From the Land of Shadows: War, Revolution, and the Making of the Cambodian Diaspora
Please join the Ethnic Studies Library and Eastwind Books of Berkeley in welcoming Professor Khatharya Um on Wednesday, December 2nd, 6-8pm at the Ethnic Studies Library. Professor Um will discuss her recently published book From the Land of Shadows: War, Revolution, and the Making of the Cambodian Diaspora and mark the opening of an exhibit entitled RE/MEMBERING: Meditation on War, Hope, and Home (curated by Khatharya Um) on display at the Ethnic Studies Library through early Spring 2016.
2015 marks the 40th anniversary of the end of the Vietnam War but for Southeast Asians, the war did not end in 1975. In this moment of commemoration and reflection on a war that wrought so much devastation, From the Land of Shadows contemplates the legacies of historical trauma and the struggle of the Cambodian people, both in Cambodia and in diaspora, to make meaning of, heal from, and transcend genocide and violence.
This event will also mark the opening of the Ethnic Studies Library’s new exhibit, RE/MEMBERING: Meditation on War, Hope, and Home, curated by Khatharya Um, which highlights art, poetry, and other cultural productions from the Southeast Asian diaspora that reflect on the experiences of war, genocide, and exile. Please join us for what promises to be a rich discussion about the inter-generational legacies of violence and the struggle for individual and collective healing.
From NYU Press about From the Land of Shadows:
“In a century of mass atrocities, the Khmer Rouge regime marked Cambodia with one of the most extreme genocidal instances in human history. What emerged in the aftermath of the regime’s collapse in 1979 was a nation fractured by death and dispersal. It is estimated that nearly one-fourth of the country’s population perished from hard labor, disease, starvation, and executions. Another half million Cambodians fled their ancestral homeland, with over one hundred thousand finding refuge in America.
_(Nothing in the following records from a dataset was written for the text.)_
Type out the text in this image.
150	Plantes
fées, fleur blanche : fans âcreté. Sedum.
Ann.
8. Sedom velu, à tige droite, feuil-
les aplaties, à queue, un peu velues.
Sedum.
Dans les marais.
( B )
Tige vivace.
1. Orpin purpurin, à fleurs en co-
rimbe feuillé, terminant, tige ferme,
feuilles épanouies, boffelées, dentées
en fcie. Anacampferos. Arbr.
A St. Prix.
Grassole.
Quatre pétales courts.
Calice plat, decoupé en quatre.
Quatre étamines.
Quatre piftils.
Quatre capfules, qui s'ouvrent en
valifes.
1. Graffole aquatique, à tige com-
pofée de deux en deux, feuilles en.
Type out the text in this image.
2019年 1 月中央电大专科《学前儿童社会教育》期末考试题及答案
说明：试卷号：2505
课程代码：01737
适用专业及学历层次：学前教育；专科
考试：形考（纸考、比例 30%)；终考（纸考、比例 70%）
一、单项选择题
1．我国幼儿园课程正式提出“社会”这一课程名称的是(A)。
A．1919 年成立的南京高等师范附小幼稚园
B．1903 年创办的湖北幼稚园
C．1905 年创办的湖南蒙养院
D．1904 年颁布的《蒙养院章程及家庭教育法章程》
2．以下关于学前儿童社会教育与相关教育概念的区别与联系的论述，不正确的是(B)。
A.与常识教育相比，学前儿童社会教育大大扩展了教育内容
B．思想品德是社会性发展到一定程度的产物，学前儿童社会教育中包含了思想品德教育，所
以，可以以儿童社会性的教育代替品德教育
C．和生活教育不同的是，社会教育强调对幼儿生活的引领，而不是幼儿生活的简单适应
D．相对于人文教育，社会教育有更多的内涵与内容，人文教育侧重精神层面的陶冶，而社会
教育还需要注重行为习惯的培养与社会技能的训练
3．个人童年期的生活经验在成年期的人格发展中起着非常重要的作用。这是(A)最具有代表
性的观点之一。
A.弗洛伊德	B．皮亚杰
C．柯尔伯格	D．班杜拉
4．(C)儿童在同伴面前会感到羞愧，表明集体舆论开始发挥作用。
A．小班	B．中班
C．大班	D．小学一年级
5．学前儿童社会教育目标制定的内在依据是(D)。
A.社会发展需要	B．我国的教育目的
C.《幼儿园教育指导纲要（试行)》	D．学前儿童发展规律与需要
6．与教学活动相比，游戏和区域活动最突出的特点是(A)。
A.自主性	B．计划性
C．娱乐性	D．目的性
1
From the Land of Shadows surveys the Cambodian diaspora and the struggle to understand and make meaning of this historical trauma. Drawing on more than 250 interviews with survivors across the United States as well as in France and Cambodia, Khatharya Um places these accounts in conversation with studies of comparative revolutions, totalitarianism, transnationalism, and memory works to illuminate the pathology of power as well as the impact of auto-genocide on individual and collective healing. Exploring the interstices of home and exile, forgetting and remembering, From the Land of Shadows follows the ways in which Cambodian individuals and communities seek to rebuild connections frayed by time, distance, and politics in the face of this injurious history.”